Interessa menos porque a simbologia da flores, o percurso de Panahi de
paragem em paragem, o dispositivo automóvel, o próprio fazer de um filme
de um taxista que não o é, tudo isto já foi feito (e melhor feito) ali
naquelas mesmas paragens antes. Estamos assim sob o signo da influência
tornada roubo mas um roubo mais profundo, benigno. Vão-se os pneus,
vai-se o carro (e com ele, a flor), o achado não roubado da nota do
noivo, para que se possa entregar o porta moedas da senhora dos peixes. Contrapor um roubo, com a generosidade, sempre.
Um pouco à margem, penso na comparação com As Mil e Uma Noites de Miguel Gomes. Se de ambos tiramos um snapshot
do país em causa a partir dos seus indivíduos (um comentário da
História através da actuação dos seus agentes individuais), ambos se
opõem em dois aspectos. O primeiro é a questão do espaço. Gomes tinha
toda a liberdade e fez a sua escolha e encenação no aberto, nas 1001
noites dos eventos nacionais que espelhavam uma situação de depressão
económica.
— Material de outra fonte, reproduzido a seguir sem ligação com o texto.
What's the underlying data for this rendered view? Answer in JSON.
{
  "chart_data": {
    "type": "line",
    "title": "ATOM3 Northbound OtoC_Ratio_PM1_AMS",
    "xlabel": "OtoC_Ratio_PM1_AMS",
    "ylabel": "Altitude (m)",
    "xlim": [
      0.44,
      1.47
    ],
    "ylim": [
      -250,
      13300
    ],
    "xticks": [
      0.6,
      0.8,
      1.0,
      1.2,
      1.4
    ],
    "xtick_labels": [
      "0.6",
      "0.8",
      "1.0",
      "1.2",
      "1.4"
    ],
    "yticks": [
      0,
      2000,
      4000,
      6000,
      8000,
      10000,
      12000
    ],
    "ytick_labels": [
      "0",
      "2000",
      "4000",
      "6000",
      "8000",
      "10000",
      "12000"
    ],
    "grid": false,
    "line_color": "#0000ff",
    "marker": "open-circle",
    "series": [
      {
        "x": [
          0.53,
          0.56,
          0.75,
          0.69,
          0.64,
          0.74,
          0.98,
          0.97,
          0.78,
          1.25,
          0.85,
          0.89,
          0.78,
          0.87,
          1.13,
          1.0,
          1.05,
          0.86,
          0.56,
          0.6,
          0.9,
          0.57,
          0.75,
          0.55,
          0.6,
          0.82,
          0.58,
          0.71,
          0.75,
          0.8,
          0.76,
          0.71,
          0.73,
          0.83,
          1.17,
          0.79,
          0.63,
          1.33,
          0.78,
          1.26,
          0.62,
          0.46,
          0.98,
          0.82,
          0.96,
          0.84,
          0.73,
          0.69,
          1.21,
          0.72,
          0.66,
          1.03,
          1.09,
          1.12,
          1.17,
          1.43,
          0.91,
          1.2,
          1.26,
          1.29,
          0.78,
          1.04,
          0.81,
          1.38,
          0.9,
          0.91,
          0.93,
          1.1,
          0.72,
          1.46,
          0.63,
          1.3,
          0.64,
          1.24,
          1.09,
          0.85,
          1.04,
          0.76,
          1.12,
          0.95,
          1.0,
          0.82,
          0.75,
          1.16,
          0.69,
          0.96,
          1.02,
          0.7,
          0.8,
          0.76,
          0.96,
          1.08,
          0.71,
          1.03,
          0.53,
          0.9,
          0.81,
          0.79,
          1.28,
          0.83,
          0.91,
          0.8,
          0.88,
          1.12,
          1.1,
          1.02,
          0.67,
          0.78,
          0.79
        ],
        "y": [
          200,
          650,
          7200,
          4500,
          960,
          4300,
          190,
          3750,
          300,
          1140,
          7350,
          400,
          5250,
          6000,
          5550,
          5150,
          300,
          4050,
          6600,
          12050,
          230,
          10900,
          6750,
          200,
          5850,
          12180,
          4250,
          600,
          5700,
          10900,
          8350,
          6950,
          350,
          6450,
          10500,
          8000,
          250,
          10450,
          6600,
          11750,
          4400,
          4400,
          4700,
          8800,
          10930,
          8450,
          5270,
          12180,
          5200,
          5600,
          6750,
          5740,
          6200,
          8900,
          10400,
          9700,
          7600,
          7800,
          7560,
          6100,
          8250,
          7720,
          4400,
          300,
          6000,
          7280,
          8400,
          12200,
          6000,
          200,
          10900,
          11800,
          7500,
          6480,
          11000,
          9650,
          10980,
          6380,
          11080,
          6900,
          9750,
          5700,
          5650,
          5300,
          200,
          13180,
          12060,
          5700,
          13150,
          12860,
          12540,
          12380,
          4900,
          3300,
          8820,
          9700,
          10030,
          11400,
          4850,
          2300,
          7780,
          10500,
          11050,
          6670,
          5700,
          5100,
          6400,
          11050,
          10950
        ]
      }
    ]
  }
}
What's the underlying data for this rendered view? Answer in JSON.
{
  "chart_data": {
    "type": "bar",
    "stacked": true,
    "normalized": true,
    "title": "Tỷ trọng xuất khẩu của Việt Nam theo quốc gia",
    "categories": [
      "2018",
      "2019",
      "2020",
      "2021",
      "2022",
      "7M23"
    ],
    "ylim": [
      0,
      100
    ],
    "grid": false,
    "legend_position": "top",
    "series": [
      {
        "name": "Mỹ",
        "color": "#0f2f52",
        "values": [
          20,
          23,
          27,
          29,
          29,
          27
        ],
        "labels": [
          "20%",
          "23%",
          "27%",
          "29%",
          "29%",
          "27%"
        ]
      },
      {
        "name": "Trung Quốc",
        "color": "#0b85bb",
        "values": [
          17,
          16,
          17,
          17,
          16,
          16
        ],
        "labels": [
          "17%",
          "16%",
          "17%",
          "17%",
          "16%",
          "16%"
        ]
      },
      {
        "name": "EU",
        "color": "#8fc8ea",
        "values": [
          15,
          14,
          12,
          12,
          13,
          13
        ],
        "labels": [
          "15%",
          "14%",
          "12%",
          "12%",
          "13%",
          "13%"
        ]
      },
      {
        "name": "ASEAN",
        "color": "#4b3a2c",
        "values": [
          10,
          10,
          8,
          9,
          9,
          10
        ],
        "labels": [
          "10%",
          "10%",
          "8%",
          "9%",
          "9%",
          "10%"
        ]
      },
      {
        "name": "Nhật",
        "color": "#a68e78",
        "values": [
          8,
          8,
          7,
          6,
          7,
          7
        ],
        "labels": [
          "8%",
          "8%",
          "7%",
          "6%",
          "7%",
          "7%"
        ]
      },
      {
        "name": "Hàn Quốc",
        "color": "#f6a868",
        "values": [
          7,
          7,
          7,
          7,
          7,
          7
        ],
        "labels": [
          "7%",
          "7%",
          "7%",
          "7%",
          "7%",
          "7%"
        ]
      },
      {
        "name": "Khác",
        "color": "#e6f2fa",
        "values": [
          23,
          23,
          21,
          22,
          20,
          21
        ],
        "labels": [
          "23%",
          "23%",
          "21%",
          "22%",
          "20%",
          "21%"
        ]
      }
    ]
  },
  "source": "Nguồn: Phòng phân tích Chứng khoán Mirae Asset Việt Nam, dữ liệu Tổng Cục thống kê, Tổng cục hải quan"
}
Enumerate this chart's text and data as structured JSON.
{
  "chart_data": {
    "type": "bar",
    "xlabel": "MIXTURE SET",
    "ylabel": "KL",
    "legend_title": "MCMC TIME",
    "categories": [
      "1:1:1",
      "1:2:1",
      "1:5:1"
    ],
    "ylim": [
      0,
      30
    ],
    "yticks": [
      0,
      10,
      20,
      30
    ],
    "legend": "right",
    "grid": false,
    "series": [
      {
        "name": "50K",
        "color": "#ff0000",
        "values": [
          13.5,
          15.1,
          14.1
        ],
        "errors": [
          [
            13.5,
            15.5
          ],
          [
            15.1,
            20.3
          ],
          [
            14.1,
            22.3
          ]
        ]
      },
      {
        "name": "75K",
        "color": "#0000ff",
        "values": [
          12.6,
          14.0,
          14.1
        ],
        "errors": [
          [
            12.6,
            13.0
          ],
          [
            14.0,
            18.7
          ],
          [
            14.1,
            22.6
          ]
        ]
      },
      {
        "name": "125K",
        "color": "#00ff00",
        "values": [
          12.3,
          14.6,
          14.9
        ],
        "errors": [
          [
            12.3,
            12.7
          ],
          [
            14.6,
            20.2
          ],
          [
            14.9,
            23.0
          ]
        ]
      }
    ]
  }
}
Panahi não tinha essa liberdade e trabalhou no fechado, na
clausura para dela extrair das palavras e das pequenas acções uma
liberdade de pensamento e criação que lhe foi sonegada. O segundo
aspecto é a questão da liberdade. A necessidade de se ser pelo menos parcialmente
livre para a criação. A ausência de espaço em Panahi como dispositivo
funcional e possível acaba por pô-lo a dizer e filmar coisas que ele já
sabe e que pessoas lhe dizem para que possamos ter acesso a elas. Neste
sentido ele é, infelizmente, muito mais passível da crítica maior que
pode fazer-se a Miguel Gomes: a de uma construção artificial para se
fazer passar uma ideia. O filme português, porque goza dessa liberdade,
tem a possibilidade de expandir o campo ficção-documentário e, com ele,
investir na investigação, na encenação (até na caricatura, assumida e
corrosiva), mantendo para si e para o espectador uma vital deriva do
acaso, da caminhada. Do não se saber o que se está a fazer até que já se
sabe o que se fez. Panahi não se pode dar a esse luxo, há coisas
prementes a mostrar e esse acaso é toda ele de uma construção pouco
derivativa. Por outras palavras, o "realismo sórdido" do sistema
iraniano obriga a um argumento a mostrar a sordidez do sistema, com menos asas, mais óbvio.
E
como quem não quer a coisa, digo ainda que a cena em que a menina quer
encenar a realidade para contornar a censura - o mendigo sem mãe que
acha dinheiro deve ser o herói reparador - é um dos momentos mais soltos, inesperados e bonitos da obra de Panahi.